Nor is this a period when the system should be short of power. It is summer, solar output is stronger, and Britain has more renewable capacity than ever. So why has the system come under pressure, with warnings about tight capacity and unusually high prices for the season?
The answer lies in how the system behaves in hot weather. High pressure often means low wind. Solar helps during the day, but not through hot evenings and nights. At those times, the system still needs flexible generation that can be called on when required.
Batteries and demand-side response are valuable over short periods – minutes or hours – but over longer stretches, like the recent heatwave, they are not sufficient on their own.
In the future, long duration batteries may help, but today this is where gas-fired generation still plays an important role. It remains the main source of enduring flexible capacity when renewable output is low. Both NESO, the system operator, and the government have said that we need the gas fired generation capacity we have on the system to provide stability, but much of that fleet is reaching mid to end of life. As the fleet ages and is used less frequently, reliability becomes hard to maintain.
Summer is typically when operators schedule essential maintenance so plants are available for winter, when they are expected to be needed most. But with weather like that experienced last week, units of the fleet offline, and limited new capacity coming forward, the system tightens quickly and prices rise to signal scarcity. Interconnectors can provide support, but when Europe faces the same weather pattern, Britain is competing with neighbouring markets for that power, pushing prices higher still.
In a system with more intermittent renewables, price volatility is a feature, not a sign of market failure. If price spikes are treated as the problem, the risk is that the signal to act is suppressed rather than the underlying issue addressed: a lack of sufficient reliable, enduring and dispatchable capacity.
These periods of wholesale volatility do not typically drive retail bills anymore; they are largely smoothed over time, when renewables provide most of the power and keep prices low or even negative. What increasingly drives costs are the network and policy investments needed to scale the system as more renewables come online.
At the same time, the need for gas-fired generation in a more limited but critical role will grow, not shrink, if the UK is to enable economic growth. Electrification, digital infrastructure and industrial investment all depend on reliable power. Low-carbon alternatives such as CCS and hydrogen are being deployed at a fraction of the scale required to replace that role in the 2030s. That is why every one of NESO’s resource adequacy scenarios retains at least 35GW of gas-fired capacity.

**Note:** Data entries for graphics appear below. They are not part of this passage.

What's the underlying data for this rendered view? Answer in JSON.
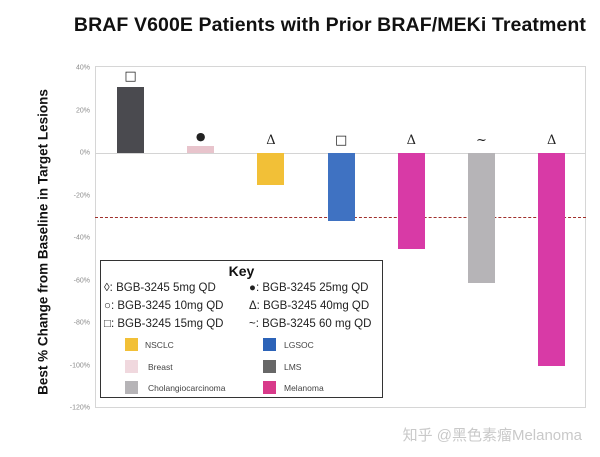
{
  "chart_data": {
    "type": "bar",
    "title": "BRAF V600E Patients with Prior BRAF/MEKi Treatment",
    "xlabel": "",
    "ylabel": "Best % Change from Baseline in Target Lesions",
    "ylim": [
      -120,
      40
    ],
    "yticks": [
      "40%",
      "20%",
      "0%",
      "-20%",
      "-40%",
      "-60%",
      "-80%",
      "-100%",
      "-120%"
    ],
    "threshold_line": {
      "value": -30,
      "style": "dashed",
      "color": "#a0302c"
    },
    "bars": [
      {
        "patient": 1,
        "tumor_type": "LMS",
        "dose": "BGB-3245 15mg QD",
        "marker": "□",
        "value": 31,
        "color": "#4a4a4f"
      },
      {
        "patient": 2,
        "tumor_type": "Breast",
        "dose": "BGB-3245 25mg QD",
        "marker": "●",
        "value": 3.5,
        "color": "#e8c4cc"
      },
      {
        "patient": 3,
        "tumor_type": "NSCLC",
        "dose": "BGB-3245 40mg QD",
        "marker": "Δ",
        "value": -15,
        "color": "#f2c037"
      },
      {
        "patient": 4,
        "tumor_type": "LGSOC",
        "dose": "BGB-3245 15mg QD",
        "marker": "□",
        "value": -32,
        "color": "#3f72c2"
      },
      {
        "patient": 5,
        "tumor_type": "Melanoma",
        "dose": "BGB-3245 40mg QD",
        "marker": "Δ",
        "value": -45,
        "color": "#d83aa6"
      },
      {
        "patient": 6,
        "tumor_type": "Cholangiocarcinoma",
        "dose": "BGB-3245 60 mg QD",
        "marker": "~",
        "value": -61,
        "color": "#b6b4b7"
      },
      {
        "patient": 7,
        "tumor_type": "Melanoma",
        "dose": "BGB-3245 40mg QD",
        "marker": "Δ",
        "value": -100,
        "color": "#d83aa6"
      }
    ],
    "legend": {
      "title": "Key",
      "doses": [
        {
          "symbol": "◊",
          "label": "BGB-3245 5mg QD"
        },
        {
          "symbol": "○",
          "label": "BGB-3245 10mg QD"
        },
        {
          "symbol": "□",
          "label": "BGB-3245 15mg QD"
        },
        {
          "symbol": "●",
          "label": "BGB-3245 25mg QD"
        },
        {
          "symbol": "Δ",
          "label": "BGB-3245 40mg QD"
        },
        {
          "symbol": "~",
          "label": "BGB-3245 60 mg QD"
        }
      ],
      "tumor_types": [
        {
          "label": "NSCLC",
          "color": "#f2c037"
        },
        {
          "label": "Breast",
          "color": "#f0d8de"
        },
        {
          "label": "Cholangiocarcinoma",
          "color": "#b6b4b7"
        },
        {
          "label": "LGSOC",
          "color": "#2c63b8"
        },
        {
          "label": "LMS",
          "color": "#676767"
        },
        {
          "label": "Melanoma",
          "color": "#d83a8a"
        }
      ]
    }
  },
  "key_lines": {
    "d1": "◊: BGB-3245 5mg QD",
    "d2": "○: BGB-3245 10mg QD",
    "d3": "□: BGB-3245 15mg QD",
    "d4": "●: BGB-3245 25mg QD",
    "d5": "Δ: BGB-3245 40mg QD",
    "d6": "~: BGB-3245 60 mg QD"
  },
  "watermark": "知乎 @黑色素瘤Melanoma"
}
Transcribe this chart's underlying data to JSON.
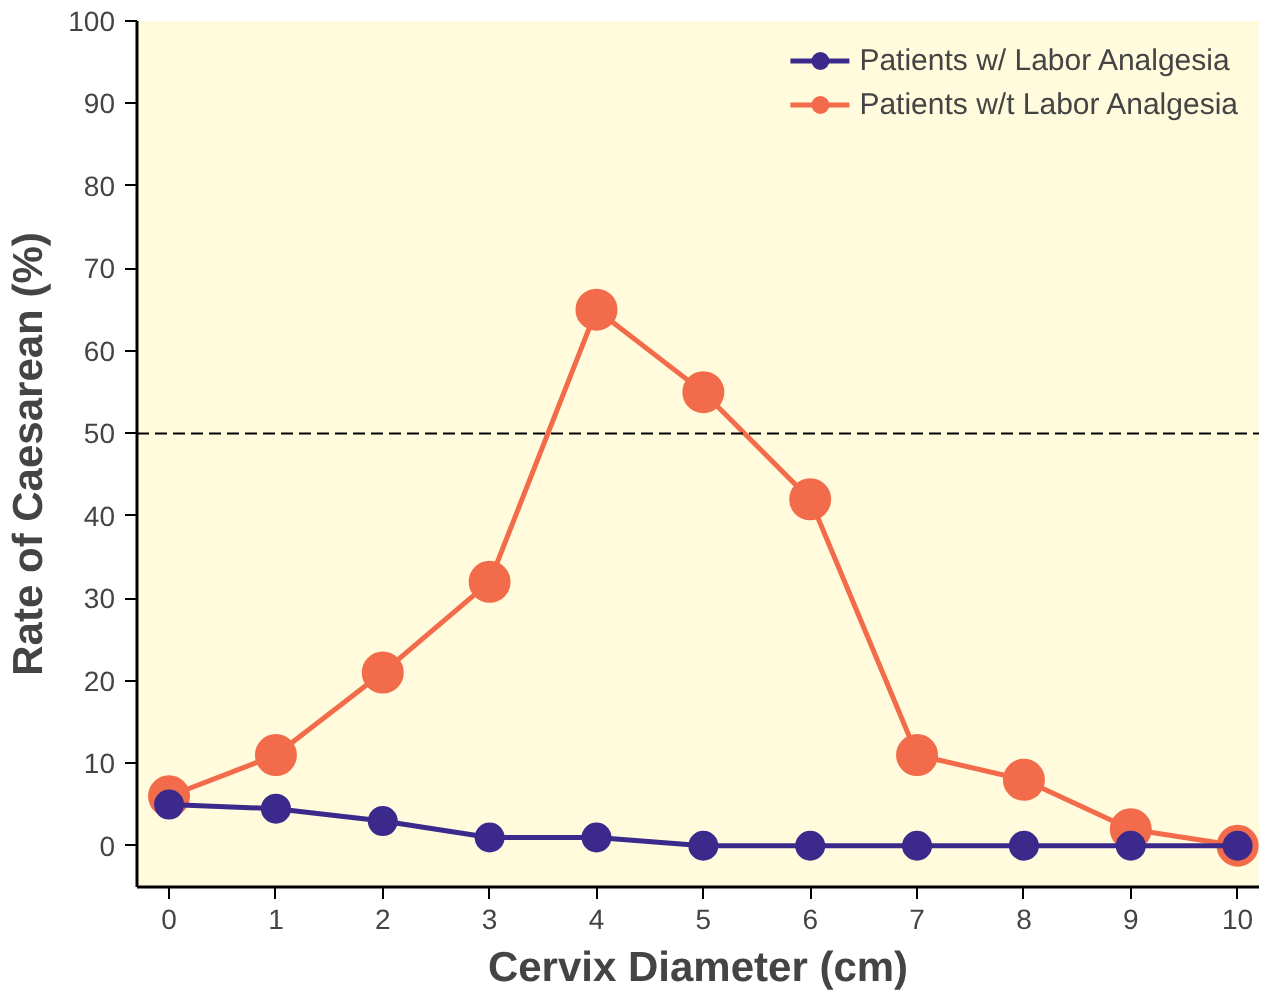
{
  "chart_data": {
    "type": "line",
    "xlabel": "Cervix Diameter (cm)",
    "ylabel": "Rate of Caesarean (%)",
    "x": [
      0,
      1,
      2,
      3,
      4,
      5,
      6,
      7,
      8,
      9,
      10
    ],
    "series": [
      {
        "name": "Patients w/ Labor Analgesia",
        "color": "#3b2a8c",
        "values": [
          5,
          4.5,
          3,
          1,
          1,
          0,
          0,
          0,
          0,
          0,
          0
        ]
      },
      {
        "name": "Patients w/t Labor Analgesia",
        "color": "#f26b4a",
        "values": [
          6,
          11,
          21,
          32,
          65,
          55,
          42,
          11,
          8,
          2,
          0
        ]
      }
    ],
    "xlim": [
      -0.3,
      10.2
    ],
    "ylim": [
      -5,
      100
    ],
    "xticks": [
      0,
      1,
      2,
      3,
      4,
      5,
      6,
      7,
      8,
      9,
      10
    ],
    "yticks": [
      0,
      10,
      20,
      30,
      40,
      50,
      60,
      70,
      80,
      90,
      100
    ],
    "ref_lines": [
      {
        "axis": "y",
        "value": 50,
        "color": "#000000",
        "line_style": "dashed"
      }
    ],
    "grid": false,
    "legend": "top right",
    "marker": "circle",
    "line_style": "solid"
  }
}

The UK already has most of this gas fired generation in place, unlike many countries that must build it from scratch to transition away from coal. The most cost-effective approach is therefore to keep viable existing assets available and reliable over the next 10–15 years. In practice, that means refurbishment.
Without that investment, the system risks running ageing assets hard until they exit, leaving a gap that cannot be filled quickly or cheaply, particularly as the UK competes with the US and others to build new gas capacity.
For policymakers, the forthcoming Capacity Market Auction is a practical opportunity to respond to what the system is already signalling.
It should secure sufficient firm, dispatchable capacity to rebuild headroom, retain and refurbish viable assets, and reduce the risk that tightening margins become more disruptive and more expensive to correct.